Use `get_all_technical_indicators` to see the full list.
### Allora Network Integration
Add ML price predictions to strategies:
- **Prediction types**: Log return (percentage change) or absolute price
- **Horizons**: 5m, 8h, 24h, 1 week
- **Assets**: BTC, ETH, SOL, NEAR
- **Networks**: Mainnet (10 topics) and Testnet (26 topics)
Use `enhance_with_allora` to automatically integrate predictions, or manually add via `self.get_predictions()` in strategy code.
### Deployment Options
**EOA (Externally Owned Account)**:
- Direct wallet trading
- Max 1 active deployment per wallet
- Immediate deployment
- Lower setup complexity
**Hyperliquid Vault**:
- Requires 200+ USDC in wallet
- Unlimited deployments
- Professional vault setup
- Public TVL and performance tracking
## Troubleshooting
### "Insufficient Credits" Error
Check balance: `get_credit_balance`
Purchase credits in Robonet dashboard if needed
### "No Data Available" for Backtest
Use `get_data_availability` to check symbol coverage
Try shorter date range or different symbol
BTC-USDT and ETH-USDT have longest history (2020-present)
### "No Trades Generated" in Backtest
Entry conditions may be too restrictive
Try longer test period or adjust thresholds
Use `get_strategy_code` to review logic
### Backtest Takes >2 Minutes
Long date ranges (>2 years) or high-frequency timeframes (1m) are slow
Use shorter ranges or lower frequency timeframes
### Strategy Not Showing in Web Interface
Strategies are linked to API key's wallet
Ensure logged into same account that owns the API key
Refresh "My Strategies" page
## Complete Tool Reference
For detailed parameter documentation on all 24 tools, see:
- [./shared-references/tool-catalog.md](./shared-references/tool-catalog.md)
The catalog includes:
- Full parameter specifications with types and defaults
- Return value descriptions
- Pricing for each tool
- Execution time estimates
- Usage examples
## Example Prompts
**Create a simple strategy:**
```
Use Robonet MCP to create a momentum strategy for BTC-USDT on 4h timeframe that:
- Enters long when RSI crosses above 30 and price is above 50-day EMA
- Exits with 2% stop loss or 4% take profit
- Uses 95% of available margin
```
**Backtest existing strategy:**
```
Backtest my RSIMeanReversion_M strategy on ETH-USDT 1h timeframe from 2024-01-01 to 2024-06-30
```
**Optimize parameters:**
```
Optimize the RSI period and stop loss percentage for my MomentumBreakout_H strategy on BTC-USDT 4h from 2024-01-01 to 2024-12-31
```
**Add ML predictions:**
```
Enhance my TrendFollower_M strategy with Allora predictions for ETH-USDT 8h timeframe and compare performance
```
**Deploy to live trading:**
```
Deploy my RSIMeanReversion_M_allora strategy to Hyperliquid on BTC-USDT 4h with 2x leverage using EOA deployment
```
## Security & Access
- All tools require valid API key from Robonet
- Strategies are wallet-scoped (only creator can access)

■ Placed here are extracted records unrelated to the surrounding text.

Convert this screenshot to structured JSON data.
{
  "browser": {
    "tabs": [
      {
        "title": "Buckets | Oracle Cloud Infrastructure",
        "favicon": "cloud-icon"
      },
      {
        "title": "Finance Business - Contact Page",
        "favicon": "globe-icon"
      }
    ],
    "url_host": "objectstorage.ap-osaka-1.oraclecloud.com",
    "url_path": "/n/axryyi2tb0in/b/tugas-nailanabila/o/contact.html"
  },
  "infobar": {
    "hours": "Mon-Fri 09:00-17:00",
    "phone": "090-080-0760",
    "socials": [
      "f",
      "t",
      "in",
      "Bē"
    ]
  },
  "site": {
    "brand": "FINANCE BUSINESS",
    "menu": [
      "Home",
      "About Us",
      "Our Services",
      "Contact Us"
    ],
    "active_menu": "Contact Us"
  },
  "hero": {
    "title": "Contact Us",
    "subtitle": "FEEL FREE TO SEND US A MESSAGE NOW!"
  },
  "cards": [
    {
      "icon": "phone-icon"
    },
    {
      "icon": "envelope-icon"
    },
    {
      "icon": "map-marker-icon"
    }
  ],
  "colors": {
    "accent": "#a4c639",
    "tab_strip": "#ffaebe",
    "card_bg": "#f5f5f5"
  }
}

- Credits reserved atomically before execution
- API keys never committed to version control
- Use environment variables or secure config for API keys
## Resources
- **Robonet Dashboard**: [robonet.finance](https://robonet.finance)
- **API Key Management**: Dashboard → Settings → API Keys
- **Credit Purchase**: Dashboard → Settings → Billing
- **Jesse Framework Docs**: [jesse.trade](https://jesse.trade)
- **Allora Network**: [allora.network](https://allora.network)
- **Hyperliquid**: [hyperliquid.xyz](https://hyperliquid.xyz)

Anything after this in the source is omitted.